Synthesis and workflow advantages

This study demonstrates that the reservoir quality and fluid distribution in the October Field’s pre-rift reservoirs are governed by a triad of factors: (1) structural segmentation creating compartments, (2) facies heterogeneity controlling porosity distribution, and (3) diagenetic overprint defining the pore-throat geometry and flow efficiency. The holistic integration of seismic, log, and core data bridges the scale gap between basin-scale fault systems and pore-scale fluid pathways.

Compared to studies that focus on a single aspect—such as structural modeling7, source rock evaluation16,27, or standalone petrophysics21,22,23,70—our workflow provides a unified, predictive model. It effectively reduces the subsurface uncertainties that hinder development in mature rift basins, offering a clear strategy for targeting undrained, high-quality compartments (high-porosity, fault-bounded Nubia sandstones within HFUs 4–5).

Conclusion

This integrated study resolves key uncertainties in the October Field’s pre-rift reservoirs through synergistic analysis of seismic, well log, and core datasets. Key advancements include:

  1. 1.

    Structural Framework: Depth-contour maps and 3D models delineate four dominant faults (three NW–SE, one NE-SW) compartmentalizing the Matulla and Nubia formations, directly controlling hydrocarbon trapping and migration pathways.

  2. 2.

    Reservoir Superiority: The Nubia Formation emerges as the premier reservoir, exhibiting greater net thickness (310–484 ft), lower shale volume (Vsh ≈ 5%), higher oil saturation (Sh ≤ 85%), and robust flow capacity compared to the Matulla.

  3. 3.

    Rock Typing Breakthrough: Five HFUs were rigorously defined via FZI clustering and SML validation. HFUs 4–5 (FZI: 10.656–26.580) represent high-flow-efficiency units with favorable pore geometry (larger throats, lower tortuosity), enabling permeability prediction in uncored sections (R2 = 0.91–0.93) and reducing coring requirements.

  4. 4.

    Core-Log Integration: Core-derived grain density (ρg = 2.63 g/cm3) and porosity validation (R2 = 0.955) underpin petrophysical accuracy, critical for saturation modeling and hydrocarbon-pore-volume calculations.

  5. 5.

    Dynamic Implications: HFU-specific permeability–porosity transforms, and 3D property models provide a predictive foundation for dynamic simulation, waterflood optimization, and targeting undrained compartments.

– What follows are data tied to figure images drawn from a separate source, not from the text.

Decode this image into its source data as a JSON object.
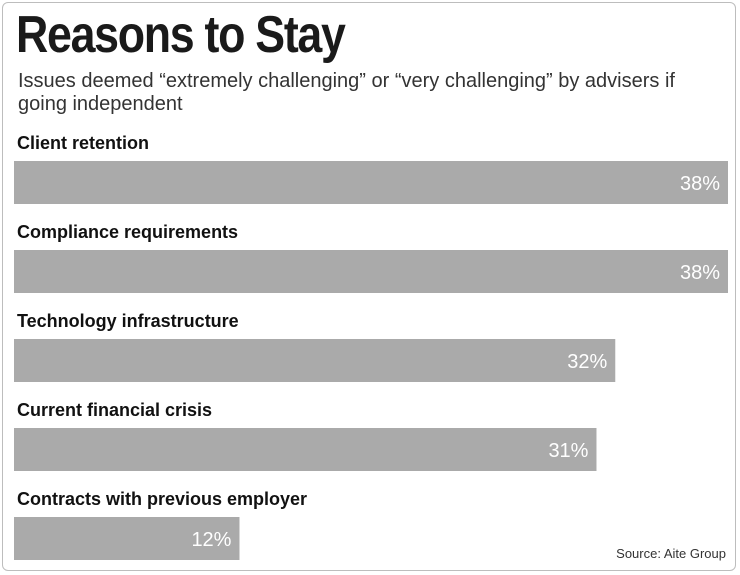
{
  "chart_data": {
    "type": "bar",
    "orientation": "horizontal",
    "title": "Reasons to Stay",
    "subtitle": "Issues deemed “extremely challenging” or “very challenging” by advisers if going independent",
    "categories": [
      "Client retention",
      "Compliance requirements",
      "Technology infrastructure",
      "Current financial crisis",
      "Contracts with previous employer"
    ],
    "values": [
      38,
      38,
      32,
      31,
      12
    ],
    "value_labels": [
      "38%",
      "38%",
      "32%",
      "31%",
      "12%"
    ],
    "unit": "%",
    "xlim": [
      0,
      38
    ],
    "grid": false,
    "bar_color": "#aaaaaa",
    "source": "Source: Aite Group"
  }
}
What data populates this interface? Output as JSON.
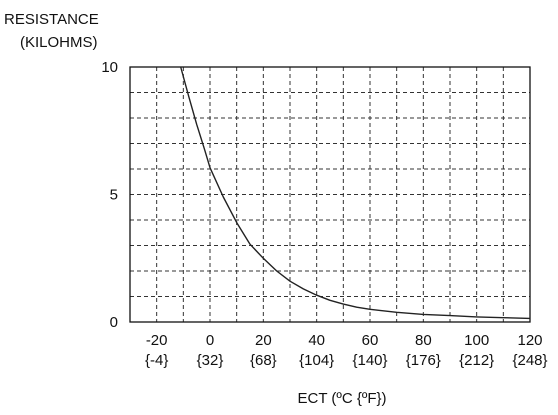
{
  "chart_data": {
    "type": "line",
    "title": "",
    "ylabel_line1": "RESISTANCE",
    "ylabel_line2": "(KILOHMS)",
    "xlabel": "ECT (ºC {ºF})",
    "xlim": [
      -30,
      120
    ],
    "ylim": [
      0,
      10
    ],
    "grid": true,
    "x_ticks": [
      {
        "c": "-20",
        "f": "{-4}"
      },
      {
        "c": "0",
        "f": "{32}"
      },
      {
        "c": "20",
        "f": "{68}"
      },
      {
        "c": "40",
        "f": "{104}"
      },
      {
        "c": "60",
        "f": "{140}"
      },
      {
        "c": "80",
        "f": "{176}"
      },
      {
        "c": "100",
        "f": "{212}"
      },
      {
        "c": "120",
        "f": "{248}"
      }
    ],
    "y_ticks": [
      "0",
      "5",
      "10"
    ],
    "series": [
      {
        "x": [
          -11,
          -8,
          -5,
          -2,
          0,
          5,
          10,
          15,
          20,
          25,
          30,
          35,
          40,
          45,
          50,
          55,
          60,
          70,
          80,
          90,
          100,
          110,
          120
        ],
        "values": [
          10,
          8.85,
          7.75,
          6.75,
          6.05,
          4.9,
          3.9,
          3.05,
          2.5,
          2.0,
          1.6,
          1.3,
          1.05,
          0.85,
          0.7,
          0.58,
          0.5,
          0.38,
          0.3,
          0.25,
          0.2,
          0.17,
          0.14
        ]
      }
    ],
    "colors": {
      "line": "#222222",
      "grid": "#333333",
      "axis": "#111111"
    }
  }
}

This holistic workflow establishes that reservoir quality and fluid distribution are governed by the interplay of structural segmentation, facies heterogeneity, and diagenetic pore-scale attributes. Future development should prioritize high-porosity, fault-bound Nubia sandstones within HFUs 4–5, where Sh exceeds 80%. The methodologies herein are transferable to analogous rift basins globally, enhancing recovery in mature fields.